Our interviews revealed a number of key insights, which I made sure were reflected in my final designs:
• Most users wanted to see the use of color incorporated into the designs
• It is important to make the platform accessible to older users who may not be as tech-savvy
• Nearly all users favored simple designs over busy or cluttered ones
• Student allergy information is essential
06 Mood Board
I created three divergent mood boards to establish a visual direction before committing to specific design elements. Based on user testing, this one was the most successful overall. Users described the colors as calming, and they liked the use of white space.
07 Style Tile
I created a style tile as a further iteration on the mood board to include specific style elements such as typography, iconography, logos, and a color palette.
08 High Fidelity Screens
The next stage of the design process was creating high fidelity screens for an iPad, in the aesthetic of the above style tile. My goal throughout this process was to take the clumsy wireframes and make them more user-friendly.
One of the first things I focused on was the dashboard, where users can track statistics including the total number of students within each program, as well as their attendance. I showed various pages of the dashboard in different states, such as drop-downs for program names and time frames, and filters for viewing student lists.

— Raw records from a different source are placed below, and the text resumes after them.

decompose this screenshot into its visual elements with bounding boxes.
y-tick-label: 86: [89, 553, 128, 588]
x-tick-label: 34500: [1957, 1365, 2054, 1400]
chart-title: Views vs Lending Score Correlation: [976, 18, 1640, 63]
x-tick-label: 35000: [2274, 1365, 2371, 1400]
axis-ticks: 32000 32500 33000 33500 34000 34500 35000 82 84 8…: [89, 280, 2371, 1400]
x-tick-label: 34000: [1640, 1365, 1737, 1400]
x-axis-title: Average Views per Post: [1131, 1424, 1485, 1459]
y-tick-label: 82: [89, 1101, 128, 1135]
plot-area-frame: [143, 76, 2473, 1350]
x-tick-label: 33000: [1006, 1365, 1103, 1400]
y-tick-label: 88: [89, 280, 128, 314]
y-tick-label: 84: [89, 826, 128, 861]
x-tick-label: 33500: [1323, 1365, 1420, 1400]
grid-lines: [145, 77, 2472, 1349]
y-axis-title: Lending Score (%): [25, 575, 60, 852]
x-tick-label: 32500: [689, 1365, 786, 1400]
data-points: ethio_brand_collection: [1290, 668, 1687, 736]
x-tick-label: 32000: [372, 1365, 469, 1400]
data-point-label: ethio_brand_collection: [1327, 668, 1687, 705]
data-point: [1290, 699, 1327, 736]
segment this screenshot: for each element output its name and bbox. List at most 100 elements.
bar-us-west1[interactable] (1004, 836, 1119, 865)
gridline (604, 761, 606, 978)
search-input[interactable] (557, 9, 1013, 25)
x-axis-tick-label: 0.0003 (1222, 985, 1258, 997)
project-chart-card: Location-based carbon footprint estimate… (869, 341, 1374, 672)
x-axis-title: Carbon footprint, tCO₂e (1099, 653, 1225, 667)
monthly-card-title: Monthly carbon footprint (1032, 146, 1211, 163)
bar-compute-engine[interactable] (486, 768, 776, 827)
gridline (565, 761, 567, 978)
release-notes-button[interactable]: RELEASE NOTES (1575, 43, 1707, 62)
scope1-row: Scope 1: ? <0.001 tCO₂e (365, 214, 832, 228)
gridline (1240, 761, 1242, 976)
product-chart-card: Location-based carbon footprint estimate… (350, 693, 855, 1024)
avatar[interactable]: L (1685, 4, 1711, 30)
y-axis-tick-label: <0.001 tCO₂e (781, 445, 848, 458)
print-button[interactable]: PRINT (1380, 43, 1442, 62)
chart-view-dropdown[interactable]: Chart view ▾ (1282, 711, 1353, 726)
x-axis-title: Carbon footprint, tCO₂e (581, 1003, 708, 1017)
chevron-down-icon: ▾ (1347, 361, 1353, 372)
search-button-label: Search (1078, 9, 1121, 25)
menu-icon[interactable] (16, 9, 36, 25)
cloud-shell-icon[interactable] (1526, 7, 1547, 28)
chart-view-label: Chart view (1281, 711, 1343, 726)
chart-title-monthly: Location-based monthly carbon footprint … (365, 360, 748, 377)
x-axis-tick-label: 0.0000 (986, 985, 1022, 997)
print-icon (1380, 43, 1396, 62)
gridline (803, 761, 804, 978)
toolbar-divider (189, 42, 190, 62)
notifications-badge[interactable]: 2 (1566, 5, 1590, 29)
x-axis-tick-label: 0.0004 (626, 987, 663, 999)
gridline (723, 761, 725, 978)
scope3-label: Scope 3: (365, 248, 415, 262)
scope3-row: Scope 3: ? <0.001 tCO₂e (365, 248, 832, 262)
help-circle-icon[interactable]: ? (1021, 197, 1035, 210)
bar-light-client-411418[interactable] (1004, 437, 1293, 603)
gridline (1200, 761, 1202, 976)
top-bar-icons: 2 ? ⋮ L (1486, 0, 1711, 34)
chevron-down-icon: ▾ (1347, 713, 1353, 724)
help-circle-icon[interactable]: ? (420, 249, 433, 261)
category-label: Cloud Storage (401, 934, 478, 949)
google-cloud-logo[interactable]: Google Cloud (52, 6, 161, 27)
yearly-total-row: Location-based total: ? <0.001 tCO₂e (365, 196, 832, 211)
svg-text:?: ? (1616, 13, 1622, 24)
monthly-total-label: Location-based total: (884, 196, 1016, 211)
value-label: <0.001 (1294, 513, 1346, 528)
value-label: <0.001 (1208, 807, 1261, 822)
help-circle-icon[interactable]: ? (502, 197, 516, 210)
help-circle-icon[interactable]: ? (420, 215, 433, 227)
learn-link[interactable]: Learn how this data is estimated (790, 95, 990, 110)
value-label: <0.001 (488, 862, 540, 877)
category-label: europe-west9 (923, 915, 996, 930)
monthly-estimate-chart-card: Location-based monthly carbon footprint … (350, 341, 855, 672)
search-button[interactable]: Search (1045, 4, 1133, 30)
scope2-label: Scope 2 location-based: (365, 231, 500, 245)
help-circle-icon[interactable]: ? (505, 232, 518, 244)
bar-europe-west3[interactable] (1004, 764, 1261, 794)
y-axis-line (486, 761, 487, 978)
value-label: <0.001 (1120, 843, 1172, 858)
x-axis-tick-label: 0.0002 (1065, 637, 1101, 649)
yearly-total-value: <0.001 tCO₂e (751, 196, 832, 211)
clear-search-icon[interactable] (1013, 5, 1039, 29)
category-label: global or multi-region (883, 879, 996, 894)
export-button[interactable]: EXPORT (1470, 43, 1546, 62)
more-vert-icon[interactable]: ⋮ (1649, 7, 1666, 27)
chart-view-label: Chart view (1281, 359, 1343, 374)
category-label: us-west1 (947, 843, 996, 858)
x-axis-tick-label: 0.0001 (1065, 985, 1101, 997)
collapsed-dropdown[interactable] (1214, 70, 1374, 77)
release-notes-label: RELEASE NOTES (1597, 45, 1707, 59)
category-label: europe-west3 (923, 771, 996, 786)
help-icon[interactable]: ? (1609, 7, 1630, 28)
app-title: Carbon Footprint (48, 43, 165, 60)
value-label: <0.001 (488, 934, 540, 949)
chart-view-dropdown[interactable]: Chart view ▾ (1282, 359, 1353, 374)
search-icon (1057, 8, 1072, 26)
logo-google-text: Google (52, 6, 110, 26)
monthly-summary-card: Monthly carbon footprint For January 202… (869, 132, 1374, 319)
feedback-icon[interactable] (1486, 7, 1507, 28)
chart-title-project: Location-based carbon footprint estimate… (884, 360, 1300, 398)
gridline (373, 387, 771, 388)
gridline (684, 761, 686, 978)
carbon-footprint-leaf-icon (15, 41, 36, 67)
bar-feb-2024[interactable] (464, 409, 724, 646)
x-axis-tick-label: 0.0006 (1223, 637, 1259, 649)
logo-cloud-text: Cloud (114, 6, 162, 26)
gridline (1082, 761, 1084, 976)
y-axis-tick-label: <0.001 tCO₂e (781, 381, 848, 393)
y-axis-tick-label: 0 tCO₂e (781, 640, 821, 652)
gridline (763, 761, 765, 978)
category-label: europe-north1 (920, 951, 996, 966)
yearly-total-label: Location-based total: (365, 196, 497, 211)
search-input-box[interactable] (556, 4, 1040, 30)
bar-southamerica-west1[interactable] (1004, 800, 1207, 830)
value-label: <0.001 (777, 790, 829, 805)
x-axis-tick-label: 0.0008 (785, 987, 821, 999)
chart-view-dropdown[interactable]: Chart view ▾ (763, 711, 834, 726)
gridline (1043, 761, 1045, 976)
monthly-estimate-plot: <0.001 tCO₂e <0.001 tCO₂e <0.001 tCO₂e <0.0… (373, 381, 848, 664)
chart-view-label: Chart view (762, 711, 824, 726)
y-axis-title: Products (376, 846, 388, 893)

I also laid out a screen containing a student profile. Based on our user testing, allergy information is essential, so I included a section for that in red so it would be immediately visible. I also allowed the user to be able to edit notes about each student. Because we were designing for an iPad, I had a keyboard pop up as soon as the user clicked in the empty note cells. Participants during user testing were able to easily navigate through this task.
I compiled all my high fidelity screens into one clickable prototype to give users a sense of how it would function as a live platform. It shows how users are able to complete all functions offered, including editing student notes, exporting documents, and tracking attendance.
10 Style Guide
I created a style guide to provide insight into branding elements such as color, typography, photography, and layout.
Through several iterations of design following peer critiques, instructor feedback, and user testing, I improved the aesthetics and navigational flow of the platform to better engage program managers and make their administrative tasks more seamless. Educators who participated in our user testing found my final prototype easy to navigate. They expressed interest in having it made available to them, as there is nothing in the market quite like it. Through this platform, Recess users would have the opportunity to digitally engage with their community, and have quick access to much-needed information, ultimately benefiting the students’ experience.